La copertina elettrica che mi sta riscaldando in questo momento è sofficissima e ha la stessa consistenza (e pure lo stesso colore) del pelo di Pablito e quando me la passo sul viso mi pare di avere lui che mi fa le fusa. Una sensazione credibilissima che mi commuove pure adesso mentre scrivo. E poi ho portato la tv in camera da letto e così adesso sto tutta comoda a vedere programmi che mi aiutano ad addormentarmi nel giro di quattro minuti netti. Non ho mai dormito così tanto in vita mia. E forse è questa la novità. Anche adesso, che scrivo solo perché non lo faccio da troppo tempo e mi sento in colpa senza riuscire a sapere il perché, ho in realtà un sacco di sonno ma vorrei stare qui a vedere Crozza o uno dei film dsu MUBI che mi aprono sempre mondi meravigliosi. E invece sono stanca da morire, ho la vista appannata di chi ha solo voglia di dormire per otto ore e che già pensa al pan brioche che ha impastato per domani e di cui si augura una bella lievitazione. Ho voglia di riposare abbastanza per sentire tutti i benefici del massaggio del sabato, ormai diventata la mia più gioiosa consuetudine. Ho voglia di riposare perché penso continuamente al futuro e questo mi fa svalutare continuamente il presente. E ho paura di non essere mai abbastanza pronta per lui.

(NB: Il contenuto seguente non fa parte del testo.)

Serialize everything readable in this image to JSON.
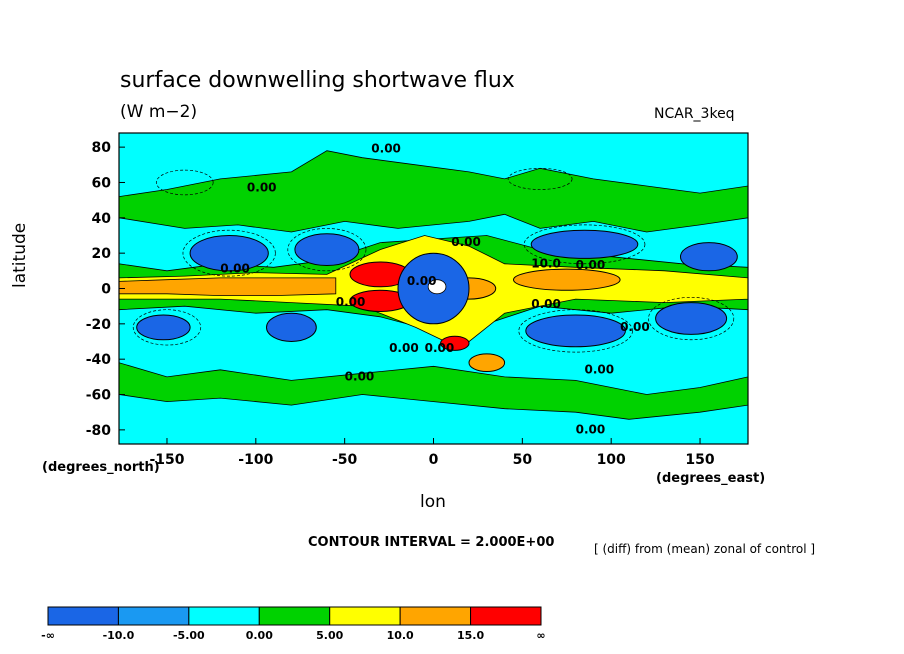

Crozza sta imitando un ministro che ha fatto delle affermazioni inaudite su dei disperati che scappavano dall’inferno. La seduzione del sonno ha radici non troppo misteriose in effetti. È un buon modo di rifiutarsi di sostenere l’insostenibile. La moka per domani è già pronta. Pure questa mi pare una inequivocabile forma di grande fiducia nel futuro. Sono le nove passate. Che ci faccio ancora sveglia? Cosa può riservarmi ancora il mio oggi che non potrà darmi imeglio il domani con gli interessi? Io non ho dubbi. Ho davvero tanto sonno. Secondo me lo yoga mi fa bene.